Closest I’ve come is by searching for numbers inside the parentheses with a colon to separate them, but I don’t know how to replace that with the same information.
re.sub(r"\([0-9]+:[0-9]+\)", "\n\n", result)
Anyone know how I can achieve this?
TTIA.
>Solution :
Notice that the place where you need to insert two newlines comes between an end parenthesis and an alphabetic character. So, you can use:
re.sub(r"\)([A-Za-z])", r")\n\n\1", data)
For example:
import re
data = """Best Time
Adam Jones (w/ help) (6:34)Best Time
Kenny Gobbin (a) (2:38)Personal Best
Matt Herrera (12:44)No-record
Nick Elizabeth (19:04)"""
result = re.sub(r"\)([A-Za-z])", r")\n\n\1", data)
print(result)
outputs:
Best Time
Adam Jones (w/ help) (6:34)
Best Time
Kenny Gobbin (a) (2:38)
Personal Best
Matt Herrera (12:44)
No-record
Nick Elizabeth (19:04)
Here’s an explanation for how it works:
For the expression we’re trying to match, we have r"\)([A-Za-z])":
\)matches a literal end parenthesis.[A-Za-z]matches a single alphabetic character.- Enclosing
[A-Za-z]in parentheses makes it a capture group that we refer to later.

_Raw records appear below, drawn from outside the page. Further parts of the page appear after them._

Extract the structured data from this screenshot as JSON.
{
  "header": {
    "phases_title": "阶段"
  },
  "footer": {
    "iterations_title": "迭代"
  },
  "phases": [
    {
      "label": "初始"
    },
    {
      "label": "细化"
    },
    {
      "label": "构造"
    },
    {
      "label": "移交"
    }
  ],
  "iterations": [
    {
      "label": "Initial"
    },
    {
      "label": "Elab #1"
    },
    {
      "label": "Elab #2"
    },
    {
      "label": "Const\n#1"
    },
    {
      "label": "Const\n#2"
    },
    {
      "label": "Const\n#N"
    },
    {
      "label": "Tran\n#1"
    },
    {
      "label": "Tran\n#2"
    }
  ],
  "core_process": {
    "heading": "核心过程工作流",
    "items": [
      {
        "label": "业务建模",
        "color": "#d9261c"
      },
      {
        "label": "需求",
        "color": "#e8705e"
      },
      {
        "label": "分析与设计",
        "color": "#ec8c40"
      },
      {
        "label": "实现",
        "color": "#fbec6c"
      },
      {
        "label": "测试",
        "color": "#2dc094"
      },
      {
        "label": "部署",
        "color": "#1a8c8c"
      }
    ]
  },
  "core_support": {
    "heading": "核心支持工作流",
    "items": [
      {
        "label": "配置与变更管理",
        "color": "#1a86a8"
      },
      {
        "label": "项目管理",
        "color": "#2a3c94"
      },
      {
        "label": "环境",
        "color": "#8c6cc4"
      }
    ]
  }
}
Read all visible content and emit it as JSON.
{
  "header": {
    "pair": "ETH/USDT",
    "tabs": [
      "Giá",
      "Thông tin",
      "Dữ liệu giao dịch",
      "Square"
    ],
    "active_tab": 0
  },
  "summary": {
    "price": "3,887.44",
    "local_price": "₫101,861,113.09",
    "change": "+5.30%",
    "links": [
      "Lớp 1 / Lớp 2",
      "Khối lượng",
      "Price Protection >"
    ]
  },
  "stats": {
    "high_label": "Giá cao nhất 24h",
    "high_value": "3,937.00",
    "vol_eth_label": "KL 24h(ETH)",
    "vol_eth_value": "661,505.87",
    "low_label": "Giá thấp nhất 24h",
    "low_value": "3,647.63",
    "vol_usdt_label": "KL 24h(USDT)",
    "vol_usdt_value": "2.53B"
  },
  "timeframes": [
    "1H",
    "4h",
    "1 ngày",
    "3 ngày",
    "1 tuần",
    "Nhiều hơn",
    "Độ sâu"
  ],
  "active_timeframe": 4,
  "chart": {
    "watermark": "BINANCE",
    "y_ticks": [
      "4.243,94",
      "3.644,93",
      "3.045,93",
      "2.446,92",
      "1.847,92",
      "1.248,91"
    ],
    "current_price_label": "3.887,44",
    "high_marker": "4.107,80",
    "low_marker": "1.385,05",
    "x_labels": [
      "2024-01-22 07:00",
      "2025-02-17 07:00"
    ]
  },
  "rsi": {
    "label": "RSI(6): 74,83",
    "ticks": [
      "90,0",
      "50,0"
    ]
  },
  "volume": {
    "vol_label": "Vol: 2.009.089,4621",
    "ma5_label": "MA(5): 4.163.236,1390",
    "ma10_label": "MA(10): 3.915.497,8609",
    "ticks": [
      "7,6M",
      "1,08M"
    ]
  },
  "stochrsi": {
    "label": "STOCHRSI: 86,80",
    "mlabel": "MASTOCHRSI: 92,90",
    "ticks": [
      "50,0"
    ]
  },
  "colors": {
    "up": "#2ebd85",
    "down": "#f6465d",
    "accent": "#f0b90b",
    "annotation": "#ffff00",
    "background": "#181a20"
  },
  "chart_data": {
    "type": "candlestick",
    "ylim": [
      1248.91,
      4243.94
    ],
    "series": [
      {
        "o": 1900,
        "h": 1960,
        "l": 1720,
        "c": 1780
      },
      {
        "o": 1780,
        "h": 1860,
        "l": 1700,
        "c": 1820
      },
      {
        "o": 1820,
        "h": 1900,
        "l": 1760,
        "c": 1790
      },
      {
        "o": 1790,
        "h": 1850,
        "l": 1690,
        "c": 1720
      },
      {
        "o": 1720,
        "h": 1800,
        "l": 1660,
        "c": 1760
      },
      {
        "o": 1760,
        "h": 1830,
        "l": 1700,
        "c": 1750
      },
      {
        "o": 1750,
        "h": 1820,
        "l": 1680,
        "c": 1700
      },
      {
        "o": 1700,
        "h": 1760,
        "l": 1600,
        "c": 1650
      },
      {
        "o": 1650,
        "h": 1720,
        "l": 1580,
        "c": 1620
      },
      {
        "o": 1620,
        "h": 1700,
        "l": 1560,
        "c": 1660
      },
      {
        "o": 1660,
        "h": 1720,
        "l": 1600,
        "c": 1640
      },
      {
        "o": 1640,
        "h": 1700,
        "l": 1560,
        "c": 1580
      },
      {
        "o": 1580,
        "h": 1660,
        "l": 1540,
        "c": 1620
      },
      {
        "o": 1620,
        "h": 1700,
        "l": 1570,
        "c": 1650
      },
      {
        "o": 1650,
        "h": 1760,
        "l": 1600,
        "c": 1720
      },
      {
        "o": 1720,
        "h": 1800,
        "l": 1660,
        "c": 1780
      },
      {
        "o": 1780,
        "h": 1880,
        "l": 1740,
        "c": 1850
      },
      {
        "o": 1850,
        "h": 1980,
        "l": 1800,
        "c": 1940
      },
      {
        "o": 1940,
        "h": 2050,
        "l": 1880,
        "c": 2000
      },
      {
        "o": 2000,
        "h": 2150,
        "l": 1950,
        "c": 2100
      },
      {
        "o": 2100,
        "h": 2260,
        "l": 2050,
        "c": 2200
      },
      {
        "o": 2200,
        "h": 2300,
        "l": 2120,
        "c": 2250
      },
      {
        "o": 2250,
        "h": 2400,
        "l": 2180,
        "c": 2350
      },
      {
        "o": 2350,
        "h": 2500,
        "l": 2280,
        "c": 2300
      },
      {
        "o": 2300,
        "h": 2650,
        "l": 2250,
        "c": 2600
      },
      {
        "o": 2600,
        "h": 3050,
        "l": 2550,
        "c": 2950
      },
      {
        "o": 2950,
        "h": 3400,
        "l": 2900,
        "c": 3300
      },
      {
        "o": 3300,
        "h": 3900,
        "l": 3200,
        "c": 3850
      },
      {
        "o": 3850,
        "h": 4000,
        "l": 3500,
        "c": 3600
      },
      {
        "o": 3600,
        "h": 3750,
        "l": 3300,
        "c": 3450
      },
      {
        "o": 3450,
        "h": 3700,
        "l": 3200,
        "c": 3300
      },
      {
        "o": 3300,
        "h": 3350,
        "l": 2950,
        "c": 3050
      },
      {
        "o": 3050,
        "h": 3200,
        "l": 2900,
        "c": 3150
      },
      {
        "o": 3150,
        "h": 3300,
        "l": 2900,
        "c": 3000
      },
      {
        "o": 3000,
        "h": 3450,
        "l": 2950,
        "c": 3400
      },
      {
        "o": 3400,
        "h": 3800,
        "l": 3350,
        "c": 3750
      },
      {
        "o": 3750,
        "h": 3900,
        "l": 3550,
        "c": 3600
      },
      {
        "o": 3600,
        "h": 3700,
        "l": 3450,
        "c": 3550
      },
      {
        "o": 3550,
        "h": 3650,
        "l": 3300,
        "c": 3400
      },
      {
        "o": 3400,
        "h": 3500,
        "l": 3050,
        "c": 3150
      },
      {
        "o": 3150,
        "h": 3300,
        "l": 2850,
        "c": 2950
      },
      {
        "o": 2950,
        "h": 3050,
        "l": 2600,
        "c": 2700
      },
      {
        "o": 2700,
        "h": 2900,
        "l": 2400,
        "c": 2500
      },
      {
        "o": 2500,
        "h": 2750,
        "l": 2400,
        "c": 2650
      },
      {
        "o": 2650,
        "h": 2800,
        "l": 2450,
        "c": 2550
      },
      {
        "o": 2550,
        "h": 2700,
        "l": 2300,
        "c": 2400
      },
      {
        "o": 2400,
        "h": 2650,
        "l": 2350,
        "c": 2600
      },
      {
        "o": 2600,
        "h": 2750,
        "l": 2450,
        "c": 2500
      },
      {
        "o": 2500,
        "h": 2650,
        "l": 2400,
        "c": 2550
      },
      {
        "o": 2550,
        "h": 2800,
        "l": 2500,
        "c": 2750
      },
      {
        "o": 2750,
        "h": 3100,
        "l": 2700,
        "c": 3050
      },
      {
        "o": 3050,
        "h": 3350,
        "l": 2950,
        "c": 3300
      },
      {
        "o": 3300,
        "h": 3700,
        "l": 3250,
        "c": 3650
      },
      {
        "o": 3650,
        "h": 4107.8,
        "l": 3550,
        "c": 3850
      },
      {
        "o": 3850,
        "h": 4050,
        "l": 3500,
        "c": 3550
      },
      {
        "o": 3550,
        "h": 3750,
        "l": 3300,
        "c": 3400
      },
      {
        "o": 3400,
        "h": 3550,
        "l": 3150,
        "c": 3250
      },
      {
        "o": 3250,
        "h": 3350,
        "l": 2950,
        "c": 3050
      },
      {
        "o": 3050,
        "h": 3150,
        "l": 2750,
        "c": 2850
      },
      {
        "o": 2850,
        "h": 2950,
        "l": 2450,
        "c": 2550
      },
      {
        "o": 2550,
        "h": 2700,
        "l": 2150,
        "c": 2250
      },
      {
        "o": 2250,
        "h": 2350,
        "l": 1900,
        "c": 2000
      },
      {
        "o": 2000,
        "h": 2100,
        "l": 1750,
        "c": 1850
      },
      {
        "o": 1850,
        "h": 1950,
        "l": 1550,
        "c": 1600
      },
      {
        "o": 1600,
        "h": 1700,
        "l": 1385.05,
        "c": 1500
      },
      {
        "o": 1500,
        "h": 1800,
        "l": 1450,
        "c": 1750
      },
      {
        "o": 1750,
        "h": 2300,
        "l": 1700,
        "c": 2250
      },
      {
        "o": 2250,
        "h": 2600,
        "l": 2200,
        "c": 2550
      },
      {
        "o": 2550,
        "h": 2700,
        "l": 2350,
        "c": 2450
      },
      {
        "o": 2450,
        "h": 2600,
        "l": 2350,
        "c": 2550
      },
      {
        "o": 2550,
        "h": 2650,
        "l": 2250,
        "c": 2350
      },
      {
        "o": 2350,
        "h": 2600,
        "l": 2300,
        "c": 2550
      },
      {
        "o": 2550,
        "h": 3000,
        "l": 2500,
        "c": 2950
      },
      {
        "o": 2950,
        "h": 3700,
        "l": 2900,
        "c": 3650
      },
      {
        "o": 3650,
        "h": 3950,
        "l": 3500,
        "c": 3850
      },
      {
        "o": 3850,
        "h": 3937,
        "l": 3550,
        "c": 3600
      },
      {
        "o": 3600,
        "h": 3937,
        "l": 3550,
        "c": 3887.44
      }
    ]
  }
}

For the replacement expression, we have r")\n\n\1":
)\n\nadds an end parenthesis plus two new lines.\1refers to the capture group from earlier. Intuitively, we capture the alphabetic character immediately after the end parenthesis, and then add that same character back into the replacement expression.